Drew may not get fired during the 2013-14 season, but it’s hard to imagine him sticking around for 2014-15 after this year’s debacle.
According to Mitch Lawrence of the New York Daily News, “several players” on the Cleveland Cavaliers stayed out late partying the night before a 31-point beating at the hands of the New York Knicks.
He also writes that new acquisition Luol Deng described the team’s culture to a close friend by saying, “It’s a mess.”
So why does Mike Brown only check in at No. 2 on the countdown? Well, it’s because Cavs owner Dan Gilbert has strongly hinted that he intends to keep Brown on the sidelines moving forward.
Gilbert said the following during his press conference to announce the team had fired general manager Chris Grant, per Terry Pluto of The Plain Dealer:
“This coaching staff and this team can succeed. There’s no reason why they can’t…I believe these players and this coaching staff can figure it out with a positive outcome.”

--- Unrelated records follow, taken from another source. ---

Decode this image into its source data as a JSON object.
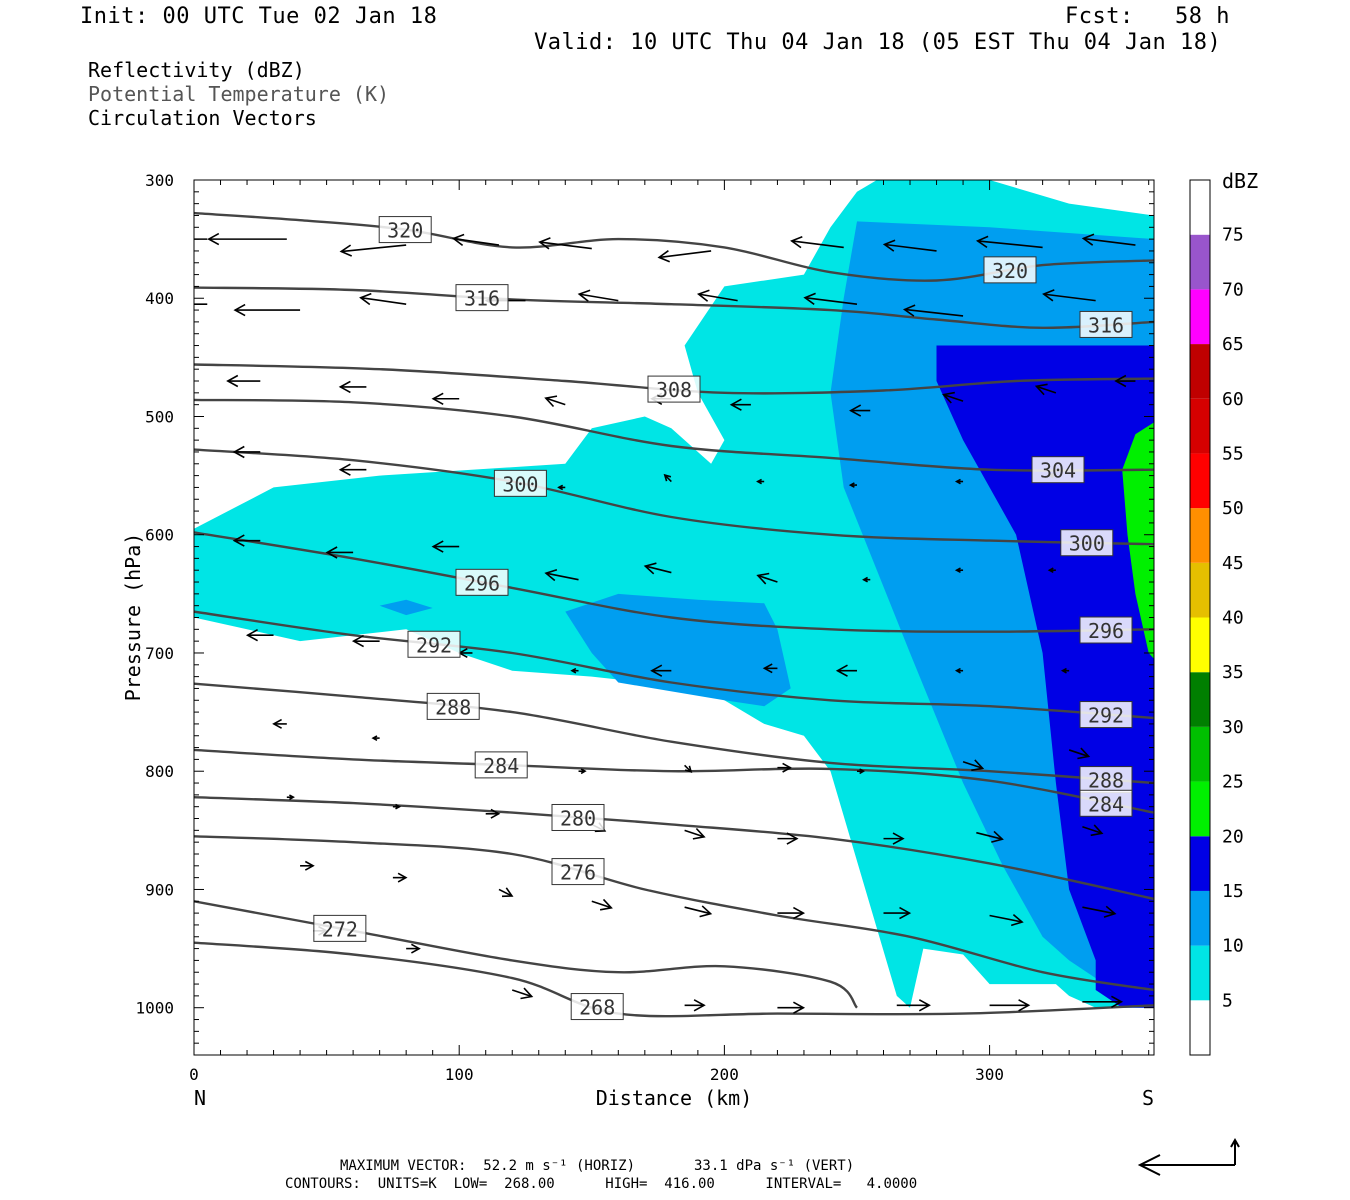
{
  "header": {
    "init": "Init: 00 UTC Tue 02 Jan 18",
    "fcst": "Fcst:   58 h",
    "valid": "Valid: 10 UTC Thu 04 Jan 18 (05 EST Thu 04 Jan 18)"
  },
  "legend": {
    "line1": "Reflectivity (dBZ)",
    "line2": "Potential Temperature (K)",
    "line3": "Circulation Vectors"
  },
  "footer": {
    "line1": "MAXIMUM VECTOR:  52.2 m s⁻¹ (HORIZ)       33.1 dPa s⁻¹ (VERT)",
    "line2": "CONTOURS:  UNITS=K  LOW=  268.00      HIGH=  416.00      INTERVAL=   4.0000"
  },
  "chart_data": {
    "type": "contour-cross-section",
    "xlabel": "Distance (km)",
    "ylabel": "Pressure (hPa)",
    "xlim": [
      0,
      362
    ],
    "ylim": [
      1040,
      300
    ],
    "x_ticks": [
      0,
      100,
      200,
      300
    ],
    "x_tick_labels": [
      "0",
      "100",
      "200",
      "300"
    ],
    "y_ticks": [
      300,
      400,
      500,
      600,
      700,
      800,
      900,
      1000
    ],
    "y_tick_labels": [
      "300",
      "400",
      "500",
      "600",
      "700",
      "800",
      "900",
      "1000"
    ],
    "left_end_label": "N",
    "right_end_label": "S",
    "colorbar": {
      "unit": "dBZ",
      "levels": [
        "5",
        "10",
        "15",
        "20",
        "25",
        "30",
        "35",
        "40",
        "45",
        "50",
        "55",
        "60",
        "65",
        "70",
        "75"
      ],
      "colors": [
        "#ffffff",
        "#00e5e5",
        "#009ef0",
        "#0000e5",
        "#00f000",
        "#00c000",
        "#007f00",
        "#ffff00",
        "#e5bf00",
        "#ff8f00",
        "#ff0000",
        "#d60000",
        "#bf0000",
        "#ff00ff",
        "#9955cc",
        "#ffffff"
      ]
    },
    "theta_contours": [
      {
        "label": "320",
        "points": [
          [
            0,
            328
          ],
          [
            40,
            334
          ],
          [
            80,
            342
          ],
          [
            120,
            357
          ],
          [
            160,
            350
          ],
          [
            200,
            357
          ],
          [
            240,
            378
          ],
          [
            280,
            385
          ],
          [
            320,
            372
          ],
          [
            362,
            368
          ]
        ]
      },
      {
        "label": "316",
        "points": [
          [
            0,
            391
          ],
          [
            60,
            393
          ],
          [
            120,
            401
          ],
          [
            180,
            405
          ],
          [
            240,
            410
          ],
          [
            280,
            418
          ],
          [
            320,
            425
          ],
          [
            362,
            420
          ]
        ]
      },
      {
        "label": "308",
        "points": [
          [
            0,
            456
          ],
          [
            70,
            460
          ],
          [
            140,
            470
          ],
          [
            200,
            480
          ],
          [
            260,
            478
          ],
          [
            310,
            470
          ],
          [
            362,
            468
          ]
        ]
      },
      {
        "label": "304",
        "points": [
          [
            0,
            486
          ],
          [
            60,
            488
          ],
          [
            120,
            500
          ],
          [
            180,
            525
          ],
          [
            240,
            535
          ],
          [
            300,
            545
          ],
          [
            362,
            545
          ]
        ]
      },
      {
        "label": "300",
        "points": [
          [
            0,
            528
          ],
          [
            60,
            537
          ],
          [
            120,
            555
          ],
          [
            180,
            585
          ],
          [
            240,
            600
          ],
          [
            300,
            605
          ],
          [
            362,
            608
          ]
        ]
      },
      {
        "label": "296",
        "points": [
          [
            0,
            598
          ],
          [
            60,
            620
          ],
          [
            120,
            645
          ],
          [
            180,
            670
          ],
          [
            240,
            680
          ],
          [
            300,
            682
          ],
          [
            362,
            680
          ]
        ]
      },
      {
        "label": "292",
        "points": [
          [
            0,
            665
          ],
          [
            60,
            685
          ],
          [
            120,
            700
          ],
          [
            180,
            725
          ],
          [
            240,
            740
          ],
          [
            300,
            745
          ],
          [
            362,
            755
          ]
        ]
      },
      {
        "label": "288",
        "points": [
          [
            0,
            726
          ],
          [
            60,
            737
          ],
          [
            120,
            750
          ],
          [
            180,
            775
          ],
          [
            240,
            793
          ],
          [
            300,
            800
          ],
          [
            362,
            810
          ]
        ]
      },
      {
        "label": "284",
        "points": [
          [
            0,
            782
          ],
          [
            60,
            790
          ],
          [
            120,
            795
          ],
          [
            180,
            800
          ],
          [
            240,
            798
          ],
          [
            300,
            808
          ],
          [
            362,
            835
          ]
        ]
      },
      {
        "label": "280",
        "points": [
          [
            0,
            822
          ],
          [
            60,
            827
          ],
          [
            120,
            835
          ],
          [
            180,
            845
          ],
          [
            240,
            857
          ],
          [
            300,
            878
          ],
          [
            362,
            908
          ]
        ]
      },
      {
        "label": "276",
        "points": [
          [
            0,
            855
          ],
          [
            60,
            860
          ],
          [
            120,
            870
          ],
          [
            170,
            900
          ],
          [
            220,
            922
          ],
          [
            270,
            940
          ],
          [
            320,
            970
          ],
          [
            362,
            985
          ]
        ]
      },
      {
        "label": "272",
        "points": [
          [
            0,
            910
          ],
          [
            60,
            935
          ],
          [
            120,
            960
          ],
          [
            160,
            970
          ],
          [
            200,
            965
          ],
          [
            240,
            978
          ],
          [
            250,
            1000
          ]
        ]
      },
      {
        "label": "268",
        "points": [
          [
            0,
            945
          ],
          [
            60,
            955
          ],
          [
            120,
            975
          ],
          [
            160,
            1005
          ],
          [
            220,
            1005
          ],
          [
            290,
            1005
          ],
          [
            362,
            998
          ]
        ]
      }
    ],
    "reflectivity_regions": [
      {
        "level": "5",
        "outline": [
          [
            0,
            595
          ],
          [
            30,
            560
          ],
          [
            70,
            550
          ],
          [
            140,
            540
          ],
          [
            150,
            510
          ],
          [
            170,
            500
          ],
          [
            180,
            510
          ],
          [
            195,
            540
          ],
          [
            200,
            520
          ],
          [
            190,
            480
          ],
          [
            185,
            440
          ],
          [
            200,
            390
          ],
          [
            230,
            380
          ],
          [
            240,
            340
          ],
          [
            250,
            310
          ],
          [
            265,
            290
          ],
          [
            300,
            300
          ],
          [
            330,
            320
          ],
          [
            362,
            330
          ],
          [
            362,
            1000
          ],
          [
            340,
            1000
          ],
          [
            330,
            990
          ],
          [
            325,
            980
          ],
          [
            300,
            980
          ],
          [
            290,
            955
          ],
          [
            275,
            950
          ],
          [
            270,
            1000
          ],
          [
            265,
            990
          ],
          [
            240,
            800
          ],
          [
            230,
            770
          ],
          [
            215,
            760
          ],
          [
            200,
            740
          ],
          [
            190,
            730
          ],
          [
            170,
            725
          ],
          [
            150,
            720
          ],
          [
            120,
            715
          ],
          [
            100,
            700
          ],
          [
            80,
            680
          ],
          [
            40,
            690
          ],
          [
            20,
            680
          ],
          [
            0,
            670
          ]
        ]
      },
      {
        "level": "10",
        "outline": [
          [
            250,
            335
          ],
          [
            300,
            340
          ],
          [
            362,
            350
          ],
          [
            362,
            970
          ],
          [
            340,
            975
          ],
          [
            330,
            960
          ],
          [
            320,
            940
          ],
          [
            305,
            880
          ],
          [
            290,
            810
          ],
          [
            270,
            700
          ],
          [
            245,
            560
          ],
          [
            240,
            480
          ],
          [
            245,
            400
          ]
        ]
      },
      {
        "level": "15",
        "outline": [
          [
            280,
            440
          ],
          [
            362,
            440
          ],
          [
            362,
            1000
          ],
          [
            350,
            1000
          ],
          [
            340,
            985
          ],
          [
            340,
            960
          ],
          [
            330,
            900
          ],
          [
            325,
            810
          ],
          [
            320,
            700
          ],
          [
            310,
            600
          ],
          [
            290,
            520
          ],
          [
            280,
            470
          ]
        ]
      },
      {
        "level": "20",
        "outline": [
          [
            362,
            505
          ],
          [
            355,
            515
          ],
          [
            350,
            545
          ],
          [
            352,
            600
          ],
          [
            355,
            650
          ],
          [
            360,
            700
          ],
          [
            362,
            705
          ]
        ]
      },
      {
        "level": "10",
        "outline": [
          [
            140,
            665
          ],
          [
            160,
            650
          ],
          [
            190,
            655
          ],
          [
            215,
            658
          ],
          [
            220,
            680
          ],
          [
            225,
            730
          ],
          [
            215,
            745
          ],
          [
            200,
            740
          ],
          [
            160,
            725
          ],
          [
            150,
            700
          ]
        ]
      },
      {
        "level": "10",
        "outline": [
          [
            70,
            660
          ],
          [
            80,
            655
          ],
          [
            90,
            662
          ],
          [
            80,
            668
          ]
        ]
      }
    ],
    "vectors": [
      [
        5,
        350,
        -10,
        0
      ],
      [
        35,
        350,
        -12,
        0
      ],
      [
        80,
        355,
        -10,
        1
      ],
      [
        115,
        355,
        -7,
        -1
      ],
      [
        150,
        358,
        -8,
        -1
      ],
      [
        195,
        360,
        -8,
        1
      ],
      [
        245,
        357,
        -8,
        -1
      ],
      [
        280,
        360,
        -8,
        -1
      ],
      [
        320,
        357,
        -10,
        -1
      ],
      [
        355,
        355,
        -8,
        -1
      ],
      [
        5,
        405,
        -10,
        0
      ],
      [
        40,
        410,
        -10,
        0
      ],
      [
        80,
        405,
        -7,
        -1
      ],
      [
        125,
        402,
        -6,
        0
      ],
      [
        160,
        402,
        -6,
        -1
      ],
      [
        205,
        402,
        -6,
        -1
      ],
      [
        250,
        405,
        -8,
        -1
      ],
      [
        290,
        415,
        -9,
        -1
      ],
      [
        340,
        402,
        -8,
        -1
      ],
      [
        25,
        470,
        -5,
        0
      ],
      [
        65,
        475,
        -4,
        0
      ],
      [
        100,
        485,
        -4,
        0
      ],
      [
        140,
        490,
        -3,
        -1
      ],
      [
        180,
        485,
        -3,
        0
      ],
      [
        210,
        490,
        -3,
        0
      ],
      [
        255,
        495,
        -3,
        0
      ],
      [
        290,
        487,
        -3,
        -1
      ],
      [
        325,
        480,
        -3,
        -1
      ],
      [
        355,
        470,
        -3,
        0
      ],
      [
        25,
        530,
        -4,
        0
      ],
      [
        65,
        545,
        -4,
        0
      ],
      [
        140,
        560,
        -1,
        0
      ],
      [
        180,
        555,
        -1,
        -1
      ],
      [
        215,
        555,
        -1,
        0
      ],
      [
        250,
        558,
        -1,
        0
      ],
      [
        290,
        555,
        -1,
        0
      ],
      [
        325,
        550,
        -1,
        0
      ],
      [
        25,
        605,
        -4,
        0
      ],
      [
        60,
        615,
        -4,
        0
      ],
      [
        100,
        610,
        -4,
        0
      ],
      [
        145,
        638,
        -5,
        -1
      ],
      [
        180,
        632,
        -4,
        -1
      ],
      [
        220,
        640,
        -3,
        -1
      ],
      [
        255,
        638,
        -1,
        0
      ],
      [
        290,
        630,
        -1,
        0
      ],
      [
        325,
        630,
        -1,
        0
      ],
      [
        30,
        685,
        -4,
        0
      ],
      [
        70,
        690,
        -4,
        0
      ],
      [
        105,
        700,
        -2,
        0
      ],
      [
        145,
        715,
        -1,
        0
      ],
      [
        180,
        715,
        -3,
        0
      ],
      [
        220,
        713,
        -2,
        0
      ],
      [
        250,
        715,
        -3,
        0
      ],
      [
        290,
        715,
        -1,
        0
      ],
      [
        330,
        715,
        -1,
        0
      ],
      [
        35,
        760,
        -2,
        0
      ],
      [
        70,
        772,
        -1,
        0
      ],
      [
        145,
        800,
        1,
        0
      ],
      [
        185,
        795,
        1,
        1
      ],
      [
        220,
        797,
        2,
        0
      ],
      [
        250,
        800,
        1,
        0
      ],
      [
        290,
        792,
        3,
        1
      ],
      [
        330,
        782,
        3,
        1
      ],
      [
        35,
        822,
        1,
        0
      ],
      [
        75,
        830,
        1,
        0
      ],
      [
        110,
        836,
        2,
        0
      ],
      [
        150,
        845,
        2,
        1
      ],
      [
        185,
        850,
        3,
        1
      ],
      [
        220,
        857,
        3,
        0
      ],
      [
        260,
        857,
        3,
        0
      ],
      [
        295,
        852,
        4,
        1
      ],
      [
        335,
        847,
        3,
        1
      ],
      [
        40,
        880,
        2,
        0
      ],
      [
        75,
        890,
        2,
        0
      ],
      [
        115,
        900,
        2,
        1
      ],
      [
        150,
        910,
        3,
        1
      ],
      [
        185,
        915,
        4,
        1
      ],
      [
        220,
        920,
        4,
        0
      ],
      [
        260,
        920,
        4,
        0
      ],
      [
        300,
        922,
        5,
        1
      ],
      [
        335,
        915,
        5,
        1
      ],
      [
        45,
        935,
        2,
        0
      ],
      [
        80,
        950,
        2,
        0
      ],
      [
        120,
        985,
        3,
        1
      ],
      [
        185,
        998,
        3,
        0
      ],
      [
        220,
        1000,
        4,
        0
      ],
      [
        265,
        998,
        5,
        0
      ],
      [
        300,
        998,
        6,
        0
      ],
      [
        335,
        995,
        6,
        0
      ]
    ],
    "max_vector": {
      "horiz": "52.2 m s⁻¹",
      "vert": "33.1 dPa s⁻¹"
    },
    "contour_info": {
      "units": "K",
      "low": "268.00",
      "high": "416.00",
      "interval": "4.0000"
    }
  }
}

That sentiment makes no sense, considering Grant constructed the roster that Gilbert says “can succeed.”
Pluto is also confused, as he writes, “I can’t ever recall a general manager being fired during a season—and the coach retained. But that seems to be the case, as Gilbert indicated that he’s keeping Mike Brown—at least for now.”
Brown’s squad ranks 24th in points allowed (102.4), 23rd in points scored (96.5) and sports an 18-33 record.
It’s hard to justify Brown’s job security given those numbers, but Gilbert is doing just that.
Even so, Brown’s seat will only continue to heat up if this team can’t start playing like a cohesive unit.
You knew his name would pop up eventually.
Under head coach Mike Woodson in 2013-14, the New York Knicks are 12-17 at home, 8-14 on the road, 15-18 in the Eastern Conference and 3-6 within their division. Mediocrity has dominated the Knicks’ narrative, as they’re still on the outside looking in at a playoff spot.
At this point, what’s the benefit of keeping Woodson on board? The Knicks need any type of change, and that likely won’t happen via trade because New York has no trade-worthy assets.
This Knicks season has been an absolute mess, and Woodson is part of the problem, not part of the solution.